I cried on the plane on the return trip to the United States when I think of the conversation I had when I was told by one of the translators that she wished she could adopt one of the orphans, or at least take care of one during the summer. There was something about how she said it, where, for the first time in my life I saw someone talk about having a child not for her sake - but completely for the child. The selfless aching in her eyes was beautiful and hurt me and for the first time ever I suddenly realized that there's this large part of me that really wants a family of my own and I started to see what family can mean.
#2: The pain of major tragedies has crippled my sensitivities to simple human-to-human interactions. I think of Rwanda, Bosnia, Kosovo, Darfur, AIDS in Africa, poverty and the World Bank's investment in continuing the structural conditions that maintain institutional 3rd world status, the WTO's investment in capital over humanity, oil, health care, war in Iraq, Afghanistan, and every other major failing by governmental and economic structures that leaves large numbers of people in pain, misery, or death. I am haunted by what I know, and yet endlessly angered and motivated to learn as much as possible to honor those in those conditions, educate as many people as possible and push to create changes in policy in any way I can.

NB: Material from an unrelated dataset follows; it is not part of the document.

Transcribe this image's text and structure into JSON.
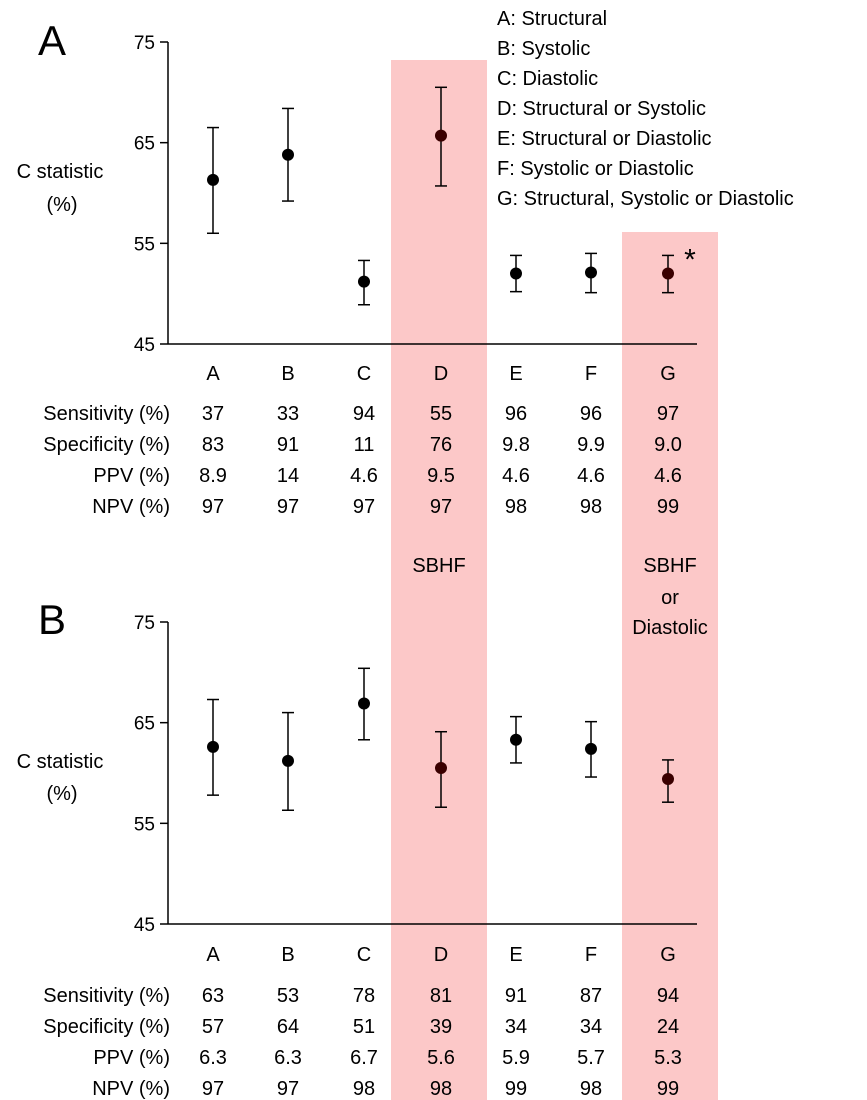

And then suddenly I find myself in an orphanage, watching children climbing all over me that I've barely met. I see desperate hugs, pleading eyes, and somehow something like love. I'm embarrassed by my distance to my passion to fix the world and awed by the ease I see in others like my translator, who scoop the kids up with ease and commit themselves to these children with their all for the brief moments we had.

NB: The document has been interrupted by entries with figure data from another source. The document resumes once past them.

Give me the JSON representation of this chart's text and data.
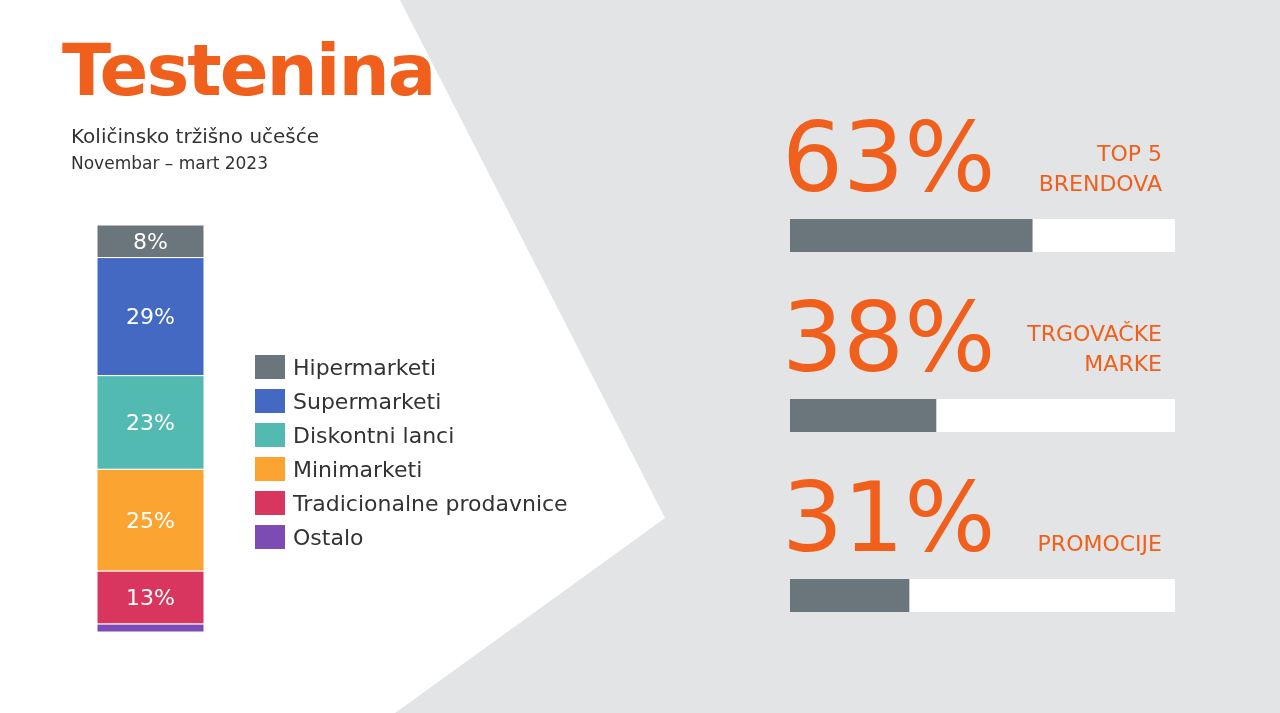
{
  "chart_data": [
    {
      "type": "bar",
      "title": "Testenina",
      "subtitle": "Količinsko tržišno učešće",
      "annotations": [
        "Novembar – mart 2023"
      ],
      "categories": [
        null
      ],
      "stacked": true,
      "legend": "right",
      "series": [
        {
          "name": "Ostalo",
          "color": "#7c4bb4",
          "values": [
            2
          ],
          "value_labels": [
            null
          ]
        },
        {
          "name": "Tradicionalne prodavnice",
          "color": "#d8365f",
          "values": [
            13
          ],
          "value_labels": [
            "13%"
          ]
        },
        {
          "name": "Minimarketi",
          "color": "#fba431",
          "values": [
            25
          ],
          "value_labels": [
            "25%"
          ]
        },
        {
          "name": "Diskontni lanci",
          "color": "#52bab0",
          "values": [
            23
          ],
          "value_labels": [
            "23%"
          ]
        },
        {
          "name": "Supermarketi",
          "color": "#4469c2",
          "values": [
            29
          ],
          "value_labels": [
            "29%"
          ]
        },
        {
          "name": "Hipermarketi",
          "color": "#6b757c",
          "values": [
            8
          ],
          "value_labels": [
            "8%"
          ]
        }
      ]
    },
    {
      "type": "bar",
      "orientation": "horizontal",
      "categories": [
        "TOP 5 BRENDOVA",
        "TRGOVAČKE MARKE",
        "PROMOCIJE"
      ],
      "values": [
        63,
        38,
        31
      ],
      "value_labels": [
        "63%",
        "38%",
        "31%"
      ],
      "color": "#6b757c",
      "xlim": [
        0,
        100
      ]
    }
  ]
}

I put myself out there and struggle with accepting the ease in which the same can happen for me. How can these kids feel this way toward me? Who am I with this First World Guilt to come here with some money and a few days to step into this land and place my body with these kids? I am humbled and I feel like crying when I leave the orphanage. But I don't let myself because its too easy... too easy to feel that it is somehow about me. I don't want to leave.
#3: Shortly after leaving the village we find ourselves in Peleş Castle, the home of the (German) King Carol I of Romania from the late 1800s into the 1900s. I find myself seeing exquisite art and even more exquisite craftsmanship that overwhelms me. Each room has a different theme. Viennese, Italian, German, and Turkish extravagant rooms assault each step. The wealth is crippling and makes me viscerally sick to my stomach. I see chairs that were crafted by three generations of craftsmen that took over 100 years to build. I can't stomach the discord between these chairs and the poverty of the orphanage.
I heard several students say that they wished they owned the castle and I feel the need to flee. I want to hide in the countryside. I want to smell grass and feel rain on my face. We finally leave and I settle into a mallaise of considering all of the crap in my life at home and wondering what it means. I yearn for simplicity and some grasp of the depth of my character. The world feels too large and too small in different ways. I'm not sure what love is, but it seems more important than it was before I left the United States a few weeks ago.